In the past few months a handful of projects proceeded while others ground to a halt.
This blog, for example. Though Spef took the occasion to make a pdf of all of it so far on some magic website, for anyone who might like to get the full of the notes for a new school experience, I stopped posting on it. I just saw I had a draft for a post called Unreal Beowulf sitting here from sometime in the summer. Just that title, nothing else written. I think I will come back to it before too long with matter from my notes and be able to post it, words, absence thereof, and all.
I did write more, however, more on the memoir, more essay notes, and theorized a podcast with Pat for awhile there, writing three pages a day like I'm supposed to. Need to get back to letter-writing to people, before it's too late, meaning I forget again.

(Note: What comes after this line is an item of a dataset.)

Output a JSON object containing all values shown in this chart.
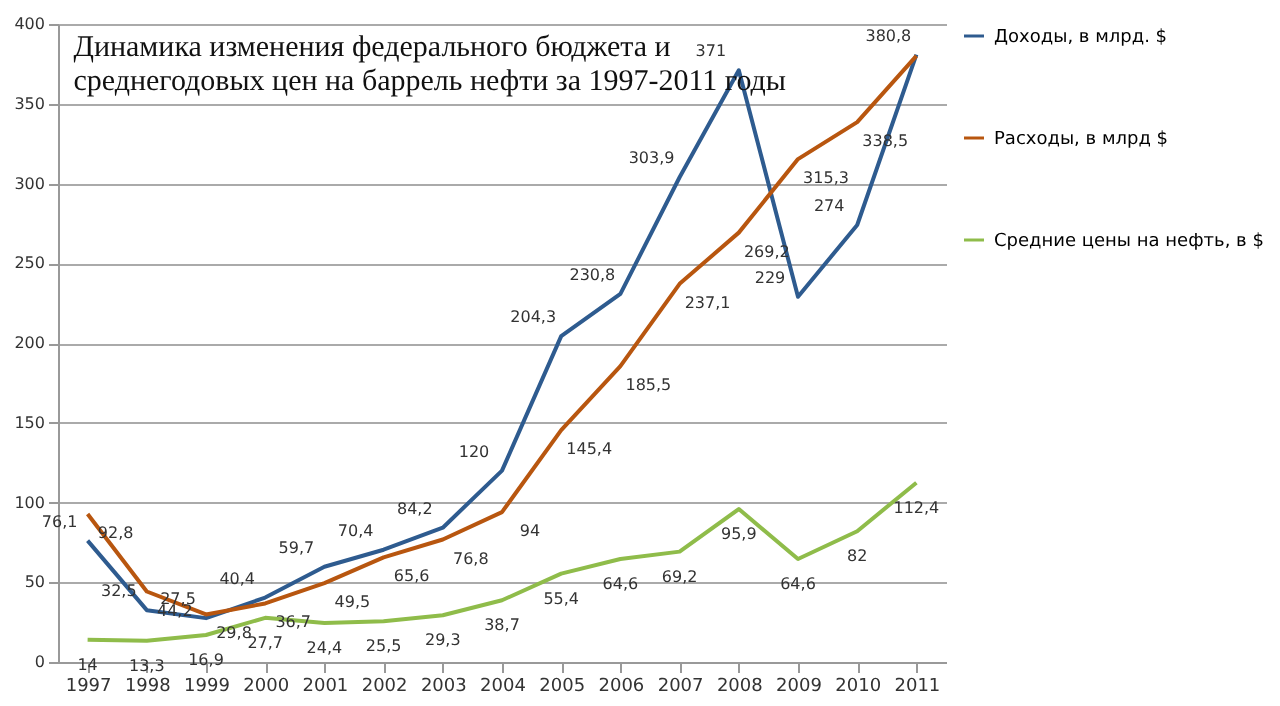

The Signum University work has been going well. Beowulf translation has been taking most of my time for writing since that course began. I had put in some kind of order the notes for an essay on Tolkien's translations, but that will have to wait again for now. But most exciting is the new partnership with Outschool, who wanted to provide homeschool parents with a Lord of the Rings class and reached out to the Tolkien Professor to get one. And here one is! And another on (or in preparation for) Pullman's Book of Dust, finally about to be released!
And then teaching Spanish long-term again for a teacher on maternity leave, so I get to see another public school quite different from the ones where I was posted most of last year. More on that later.
A couple of interesting places for Spokane to have: the whole neck of the woods around church, which includes a Montessori school or two and this campus of a Japanese university; and the Spanish conversation club that meets at Lindaman's, by Manito Park, where a lady from Andalucia who had recently gone back on a three-week vacation there was showing everyone postcards and reminiscing about eating boquerones on the beach. Something that I liked about these two sites is the second-language feel of some of the English. I admire whoever wrote them.
So, between the bigger fish and the small fry, life's good I have to say.